I'm really confused about which 'reply' button to hit so plumped for the bottom one! Hello Welly and Misfit, you've all got me crying again, I'm sure we are all very different but so much commonality too. It breaks my heart that there is so much suffering out there in the name of trying to fit in with something we are all realising we never will fit into.
Even here, trying to type this I'm wary of not offending anyone and being rejected, it's such an ingrained mindset. This thread has got so long and there's so much content that it's easy to get lost... I think we are all reading so much in a desperate attempt to understand ourselves better, stop feeling like we are fundamentally flawed and failing and to find a way to explain how it is to those around us, whatever our circumstances.
I hadn't read it but I've definitely hit that epiphany/brick wall where my coping strategies and defenses are all failing. I don't have children (think I somehow knew I wouldn't cope with that) and my life is quite small, diagnosed years ago with depression (not now) I've persistently tried to push past social anxiety by doing new things and being around people but it just never gets easier. A few years ago I began to get shaky hands when something made me really anxious and I found that could be controlled with beta blockers when absolutely necessary around other strangers - double the stress if you look like a complete freak as well as feeling like one and triple trauma of not being able to be invisible!

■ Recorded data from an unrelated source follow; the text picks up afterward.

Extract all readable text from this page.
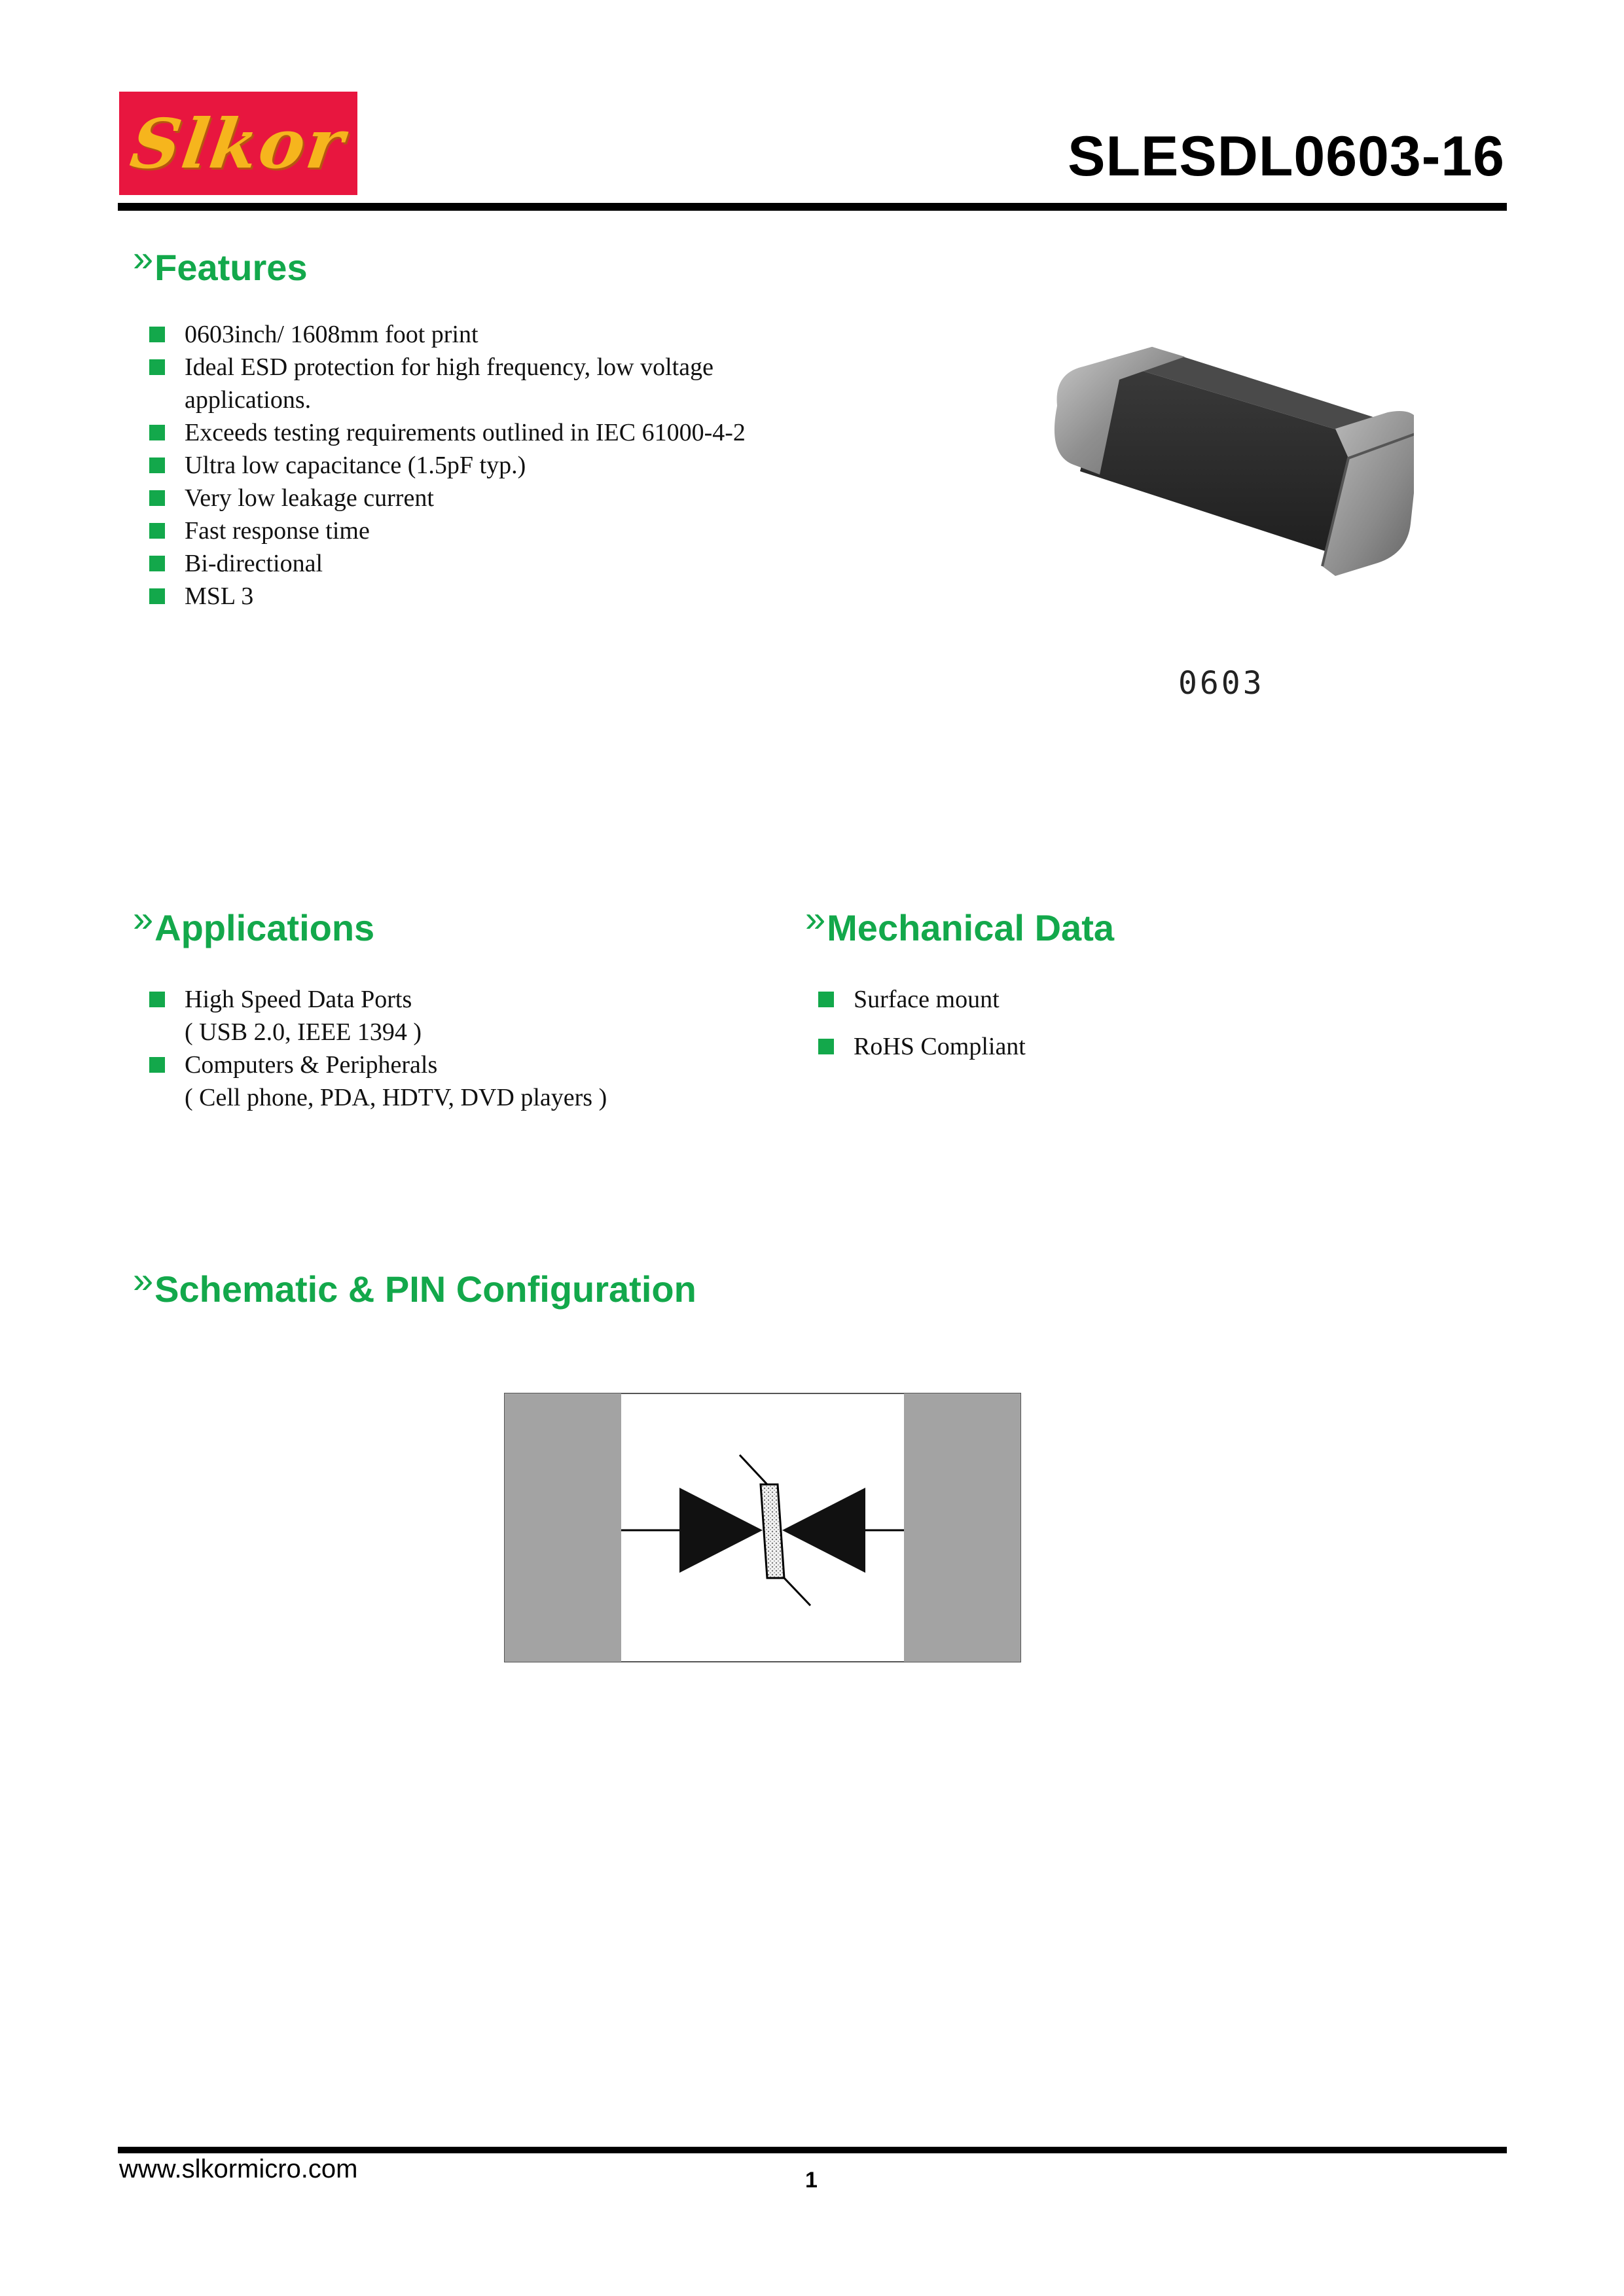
Slkor	SLESDL0603-16
»Features
0603inch/ 1608mm foot print
Ideal ESD protection for high frequency, low voltage
applications.
Exceeds testing requirements outlined in IEC 61000-4-2
Ultra low capacitance (1.5pF typ.)
Very low leakage current
Fast response time
Bi-directional
MSL 3
0603
»Applications
High Speed Data Ports
( USB 2.0, IEEE 1394 )
Computers & Peripherals
( Cell phone, PDA, HDTV, DVD players )
»Mechanical Data
Surface mount
RoHS Compliant
»Schematic & PIN Configuration
www.slkormicro.com	1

Recently the shaking has become almost constant at the slightest thought of having to 'do' anything, even things I want to do, among people I feel safe with, hence the need for urgent analysis, I'm not even sure now when I first stumbled across Asperger/ASD and empathy being irrelevant but it was instant shock and recognition. Feels like I've been looking at life through the wrong lens always and that is pretty devastating. A perfectionist who tries to make everything as good as it can be finding they were operating from completely the wrong premise is a bitter blow, I can just about see the black humour in it.
What next? Keep reading and thinking I guess but I don't have a clue what or how to change things, or even who I am anymore, it's a huge comfort somehow to have found you all here, sincere thank yous for talking and best wishes all.
Sound advice indeed......Psssr. Hope we haven't scared off the other women what have participated in this thread.....
I think that's why I ended up having to get a second opinion to be diagnosed. There are still too few fully aware of how to diagnose adult women and girls.
I spent several years training to and working with children and then caring for my mum but I used up my reserves and burnt out. So do try to keep a balance of giving, caring and fitting in with being yourself and recharging your own batteries.
BOOM! ! - "I think this is one of those instances where we have to try to feel ok with ourselves first but it's hard when I have had years of not doing" - hit the nail on the head with that one!!!!
i'll check out the YouTube links you posted also. Will also try and play the game "tick the box" with my husband this evening....I.e Tania Marshalls Aspie women checklist...
Glad you gave things you enjoy and seek solace and comfort in and with....mine are reading, music, the countryside (walking) and my cat..., :)
quite a list of stuff there that you're dealing with girl!
Thanks. I will. Its trying to come to terms with and manage all the different conditions I have at once ( I have arthritis too plus the fibro/cfs) My positives are my gorgeous guinea pig, getting out into nature and taking photos of the beautiful formations, recently got into colouring books and using pencil crayons and water colours for the first time since school. I also listen to a lot of audio books or YouTube films. So I do have things that I enjoy.